Aditionally, if you have an older site that you want to completely abolish, you can use a 301 redirect to a new domain to help new domain obtain some of that old domain equity.
Internal backlinks aren’t important
Fiction. Backlinks are very important, from external links to internal backlinks. In fact, internal links came in as the third top organic ranking factor according to aforementioned research. However, there is a difference between good and bad internal linking. An example of a bad backlink (internally) may be link internally to a page with no relevance or an outdated link. Bad backlinks (externally) may be links that were paid for, are spammy, or from untrustworthy sites. Natural links work best, and shouldn’t be overdone.
It’s okay to change your Google Business Profile name to include keywords
Fact but mostly fiction. Of course at any time you can change your business name in your GBP if your business name has legally changed. But, it’s a different story when business owners change your business name in GBP for the sake of adding keywords.
Keyword spamming in GBP business names has been around for awhile, but continues to be penalized. Also your competitors are likely monitoring your official business listings and social media profiles at all times, waiting for you to slip up. Unless you’ve legally changed your business name, avoid using keywords in your business name. Google may suspend your listing or worse, if you do decietfully change your business name.
Structured data (schema) isn’t that important for SEO
Fact.

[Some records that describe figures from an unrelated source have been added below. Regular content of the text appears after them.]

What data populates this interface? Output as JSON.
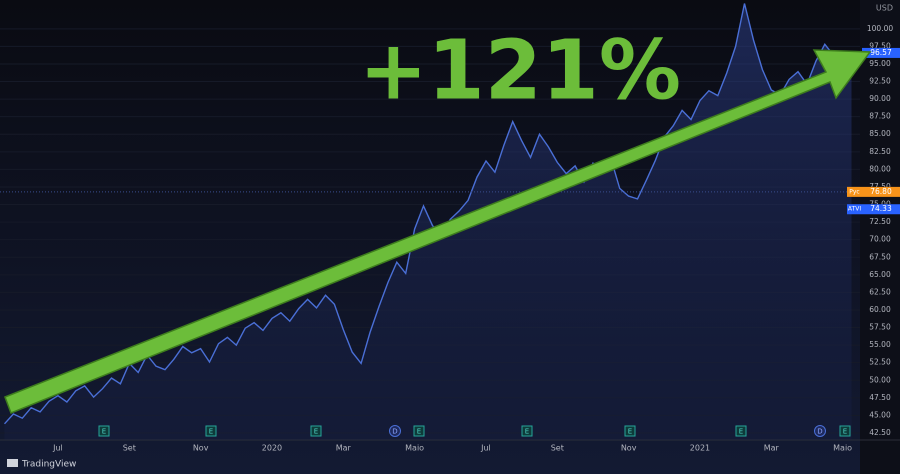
{
  "chart_data": {
    "type": "line",
    "annotation": "+121%",
    "currency": "USD",
    "brand": "TradingView",
    "categories": [
      null,
      null,
      null,
      null,
      null,
      null,
      "Jul",
      null,
      null,
      null,
      null,
      null,
      null,
      null,
      "Set",
      null,
      null,
      null,
      null,
      null,
      null,
      null,
      "Nov",
      null,
      null,
      null,
      null,
      null,
      null,
      null,
      "2020",
      null,
      null,
      null,
      null,
      null,
      null,
      null,
      "Mar",
      null,
      null,
      null,
      null,
      null,
      null,
      null,
      "Maio",
      null,
      null,
      null,
      null,
      null,
      null,
      null,
      "Jul",
      null,
      null,
      null,
      null,
      null,
      null,
      null,
      "Set",
      null,
      null,
      null,
      null,
      null,
      null,
      null,
      "Nov",
      null,
      null,
      null,
      null,
      null,
      null,
      null,
      "2021",
      null,
      null,
      null,
      null,
      null,
      null,
      null,
      "Mar",
      null,
      null,
      null,
      null,
      null,
      null,
      null,
      "Maio",
      null
    ],
    "series": [
      {
        "name": "ATVI",
        "color": "#4a6fd6",
        "values": [
          43.8,
          45.2,
          44.6,
          46.1,
          45.5,
          47.0,
          47.8,
          46.9,
          48.5,
          49.2,
          47.6,
          48.8,
          50.3,
          49.5,
          52.4,
          51.1,
          53.6,
          52.0,
          51.5,
          53.0,
          54.8,
          53.9,
          54.5,
          52.6,
          55.2,
          56.1,
          55.0,
          57.4,
          58.2,
          57.1,
          58.8,
          59.6,
          58.4,
          60.2,
          61.5,
          60.3,
          62.1,
          60.8,
          57.2,
          54.0,
          52.4,
          56.8,
          60.5,
          63.9,
          66.8,
          65.2,
          71.5,
          74.8,
          72.0,
          70.6,
          72.9,
          74.1,
          75.6,
          78.9,
          81.2,
          79.6,
          83.4,
          86.8,
          84.1,
          81.7,
          85.0,
          83.2,
          81.0,
          79.4,
          80.5,
          78.2,
          80.9,
          79.8,
          81.6,
          77.3,
          76.2,
          75.8,
          78.5,
          81.3,
          84.6,
          86.2,
          88.4,
          87.1,
          89.8,
          91.2,
          90.5,
          93.7,
          97.5,
          103.6,
          98.4,
          94.2,
          91.3,
          90.6,
          92.8,
          93.9,
          92.1,
          95.4,
          97.8,
          96.2,
          93.1,
          96.57
        ]
      }
    ],
    "ylim": [
      41.5,
      104.1
    ],
    "yticks": [
      {
        "value": 42.5,
        "label": "42.50"
      },
      {
        "value": 45,
        "label": "45.00"
      },
      {
        "value": 47.5,
        "label": "47.50"
      },
      {
        "value": 50,
        "label": "50.00"
      },
      {
        "value": 52.5,
        "label": "52.50"
      },
      {
        "value": 55,
        "label": "55.00"
      },
      {
        "value": 57.5,
        "label": "57.50"
      },
      {
        "value": 60,
        "label": "60.00"
      },
      {
        "value": 62.5,
        "label": "62.50"
      },
      {
        "value": 65,
        "label": "65.00"
      },
      {
        "value": 67.5,
        "label": "67.50"
      },
      {
        "value": 70,
        "label": "70.00"
      },
      {
        "value": 72.5,
        "label": "72.50"
      },
      {
        "value": 75,
        "label": "75.00"
      },
      {
        "value": 77.5,
        "label": "77.50"
      },
      {
        "value": 80,
        "label": "80.00"
      },
      {
        "value": 82.5,
        "label": "82.50"
      },
      {
        "value": 85,
        "label": "85.00"
      },
      {
        "value": 87.5,
        "label": "87.50"
      },
      {
        "value": 90,
        "label": "90.00"
      },
      {
        "value": 92.5,
        "label": "92.50"
      },
      {
        "value": 95,
        "label": "95.00"
      },
      {
        "value": 97.5,
        "label": "97.50"
      },
      {
        "value": 100,
        "label": "100.00"
      }
    ],
    "price_labels": [
      {
        "value": 96.57,
        "color": "#2962ff"
      },
      {
        "name": "Рус",
        "value": {
          "value": 76.8,
          "label": "76.80"
        },
        "color": "#f7931a"
      },
      {
        "name": "ATVI",
        "value": 74.33,
        "color": "#2962ff"
      }
    ],
    "event_markers": [
      "E",
      "E",
      "E",
      "D",
      "E",
      "E",
      "E",
      "E",
      "D",
      "E"
    ]
  }
}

Structured data, or Schema MarkUp, is not necessarily a SEO ranking signal, but it will help your web pages stand out more in search results and improve search volume through click-through rates. It also helps Google more closely match the search intent, optimizing your content for the search result and helping Google crawlers understand what the web page is about.
When writing content for structured data, be sure to test it using the Rich Results Test during development, and the Rich result status reports after deployment, to enusre your pages don’t break after deployment.